PDF

Qu'attendre de ces "psys-là"?

"Quand deux choses ne vont pas ensemble, croire à toutes les deux, et avec l'idée que quelque part, il en existe une troisième, occulte, qui les unit, c'est ça, la crédulité."
Umberto Eco "Le Pendule de Foucault".

"But where shall we find the evidence of hesitancy or bewilderment, the avowals of sheer ignorance, the sense of groping and incompleteness that is commonplace in an international congress of, say, physiologists or biochemists? A lava-flow of ad hoc explanations pours..."
Peter Medawar: "Pluto's Republic", p.68.
Oxford University Press 1983 ISBN 0-19-217726-5

("Mais où sont les signes des hésitations, de la perplexité, les aveux de complète ignorance, l'impression de tâtonnement et d'inachèvement qui sont la banalité d'un congrès international, par exemple de physiologistes ou de biochimistes? Un torrent d'explications ad hoc se déverse...")

La "Ligue Bruxelloise Francophone pour la Santé Mentale" prévoit un "Congrès européen francophone" (Colloques et Conférence, Bruxelles 7/11 - 9/11 / 2002) sur le thème:

Penser la psychose
Du traitement à l'accompagnement

Si l'on se fie au titre, on peut considérer qu'il s'agit en quelque sorte d'une suite bruxelloise donnée à trois "Journées d'études", trois séances consacrées au même thème par l'Association Française de Psychiatrie, et qui s'étaient tenues dans un château à Saint-Etienne (France) en 2000, 2001 et, dernièrement, le 27 avril 2002.

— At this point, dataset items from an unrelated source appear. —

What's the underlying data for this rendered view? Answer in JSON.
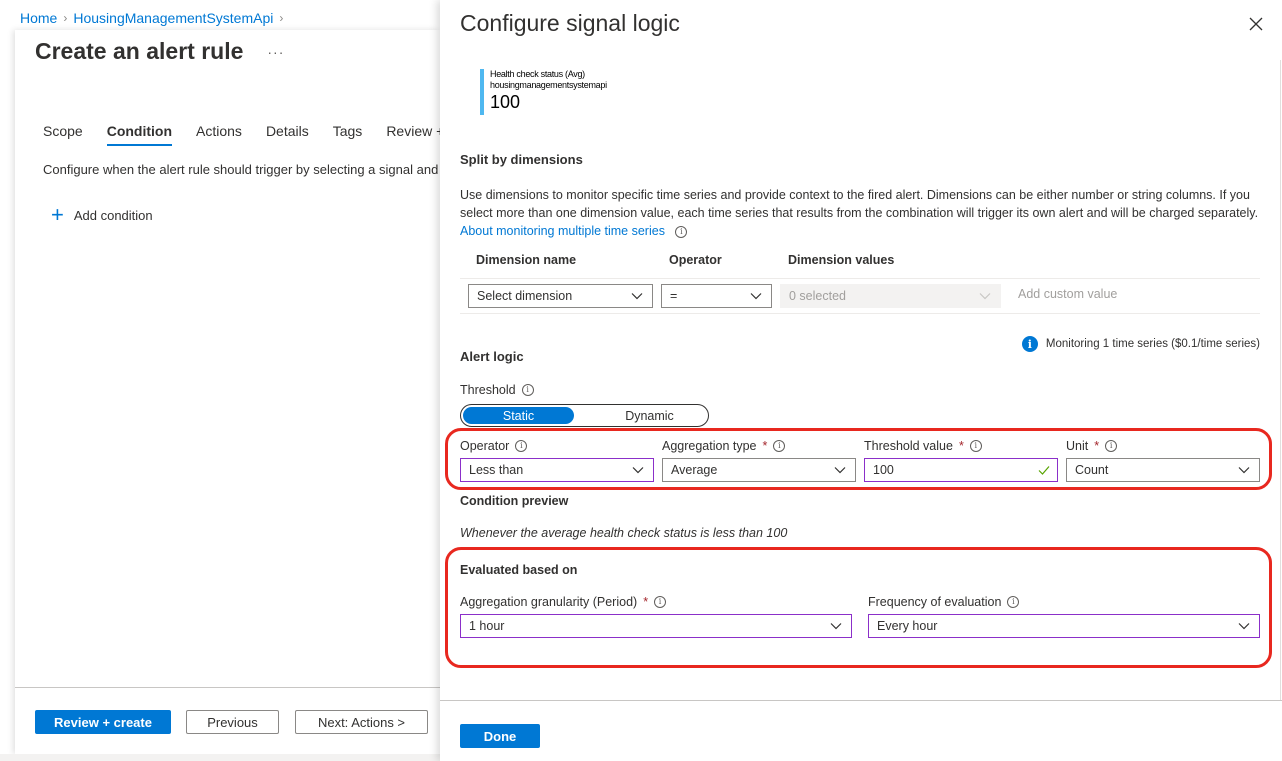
{
  "breadcrumb": {
    "items": [
      "Home",
      "HousingManagementSystemApi"
    ]
  },
  "blade": {
    "title": "Create an alert rule",
    "more_label": "···",
    "tabs": [
      {
        "label": "Scope",
        "active": false
      },
      {
        "label": "Condition",
        "active": true
      },
      {
        "label": "Actions",
        "active": false
      },
      {
        "label": "Details",
        "active": false
      },
      {
        "label": "Tags",
        "active": false
      },
      {
        "label": "Review +",
        "active": false
      }
    ],
    "description": "Configure when the alert rule should trigger by selecting a signal and",
    "add_condition_label": "Add condition",
    "footer": {
      "review_create": "Review + create",
      "previous": "Previous",
      "next": "Next: Actions >"
    }
  },
  "panel": {
    "title": "Configure signal logic",
    "close_icon": "close-icon",
    "signal": {
      "name": "Health check status (Avg)",
      "resource": "housingmanagementsystemapi",
      "value": "100",
      "color": "#4fb8f0"
    },
    "split": {
      "heading": "Split by dimensions",
      "paragraph": "Use dimensions to monitor specific time series and provide context to the fired alert. Dimensions can be either number or string columns. If you select more than one dimension value, each time series that results from the combination will trigger its own alert and will be charged separately.",
      "link": "About monitoring multiple time series",
      "columns": [
        "Dimension name",
        "Operator",
        "Dimension values"
      ],
      "row": {
        "dimension": "Select dimension",
        "operator": "=",
        "values": "0 selected",
        "custom_placeholder": "Add custom value"
      }
    },
    "monitoring_note": "Monitoring 1 time series ($0.1/time series)",
    "alert_logic": {
      "heading": "Alert logic",
      "threshold_label": "Threshold",
      "threshold_options": [
        "Static",
        "Dynamic"
      ],
      "threshold_selected": "Static",
      "operator": {
        "label": "Operator",
        "value": "Less than",
        "required": false
      },
      "aggregation_type": {
        "label": "Aggregation type",
        "value": "Average",
        "required": true
      },
      "threshold_value": {
        "label": "Threshold value",
        "value": "100",
        "required": true,
        "valid": true
      },
      "unit": {
        "label": "Unit",
        "value": "Count",
        "required": true
      },
      "required_mark": "*"
    },
    "condition_preview": {
      "heading": "Condition preview",
      "text": "Whenever the average health check status is less than 100"
    },
    "evaluated": {
      "heading": "Evaluated based on",
      "granularity": {
        "label": "Aggregation granularity (Period)",
        "value": "1 hour",
        "required": true
      },
      "frequency": {
        "label": "Frequency of evaluation",
        "value": "Every hour",
        "required": false
      }
    },
    "done_label": "Done"
  },
  "colors": {
    "accent": "#0078d4",
    "highlight_box": "#e8281f",
    "focus_border": "#8b2fc9",
    "required": "#a4262c",
    "valid_check": "#57a300"
  }
}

A en croire les quelques lignes de l'annonce (du Directeur de la Ligue?) "Le projet du Congrès est de réintroduire vigoureusement (sic) l'idée du repérage et du déchiffrage nécessaires de la psychose pour penser le traitement, mais également l'accueil et l'accompagnement des sujets psychotiques..."

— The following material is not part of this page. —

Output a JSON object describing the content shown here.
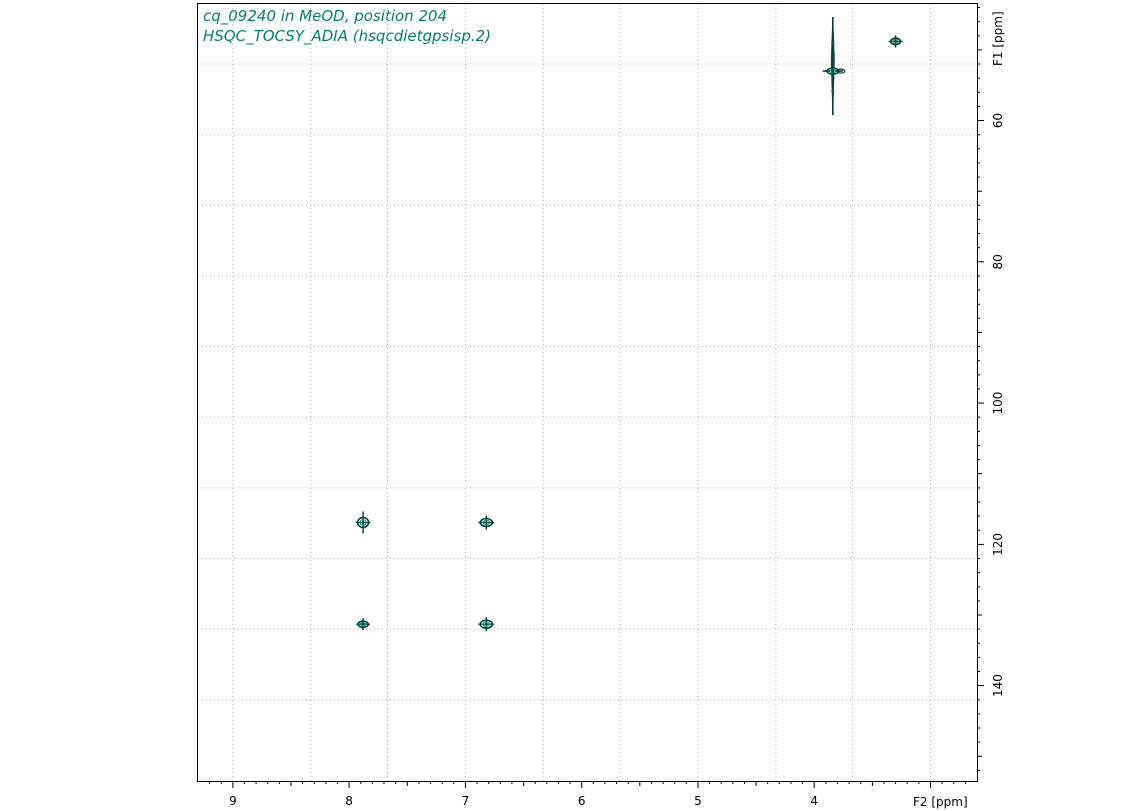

D'emblée, malgré son style typiquement et laborieusement ampoulé, voire abstrus, malgré une logique quelque peu décousue ou tortueuse pour le moins, cette petite introduction annonce, néanmoins sans détours, les intentions des organisateurs au travers de plusieurs affirmations caractéristiques du crédo "psycho-anencéphale". On s'apprête à répéter et à célébrer, une fois encore, pour la plus grande autosatisfaction de tous les participants, le rituel bien rodé de la liturgie psychodynamique, désincarnée et immatérielle, virtuelle, purement spéculative et onirique.

Il paraît, à nouveau, que l'emploi du DSM IV trahirait un simple "souci de performance, bien dans l'air du temps" (?) en relation avec les "mutations socio-économiques" et les "transformations de la norme" (sic).

Il paraît, à nouveau, que l'on doive déplorer la place considérable que la psychiatrie contemporaine ferait au "tout symptomatique" et au "tout biologique". Il semblerait qu'il faille regretter "l'avènement des neuroleptiques, la recherche pharmacologique et la poussée des sciences cognitivo-comportementales" parce qu'elles auraient "eu pour effet d'encourager des approches cliniques centrées sur le symptôme, au détriment du temps propre à l'écoute et à l'élaboration psychique inhérentes au courant psychodynamique".
Sans doute peut-on soupçonner que le temps aurait été réduit, qui était "propre à l'élaboration psychique", mais on peut aussi se demander si cette dernière ne consisterait pas qu'en un pur délire interprétatif émanant du thérapeute, suscité, suggéré, encouragé et orienté par lui, auquel cas son abandon pur et simple ne pourrait qu'être considéré comme un réel progrès fort souhaitable, trop longtemps différé...

Tout porte à croire que "l'écoute" dont se targue le psychodynamicien, particulièrement précieuse par sa sélectivité préconçue, n'est, en réalité, que celle qu'il consacre à ses propres résonnances intimes, lorsque les discours de ses patients les évoquent et les réveillent en lui. Et il peut alors faire passer les exhumations de cette introspection médiate et inavouée pour ce qu'il appellera "repérage" et "déchiffrage" de la psychose: opérations commodément indéfinissables, qu'on veut auréolées de mystère pour en préserver le faux prestige dont le magicien se pare, mais simples ficelles ou trucs de "métier", de toutes façons dénués de sens et d'utilité thérapeutique parce que basés sur des malentendus et des quiproquos. Ces derniers sont intentionnels, et les noms dont on les affuble ne peuvent être que des impostures pseudo-intellectuelles délibérées.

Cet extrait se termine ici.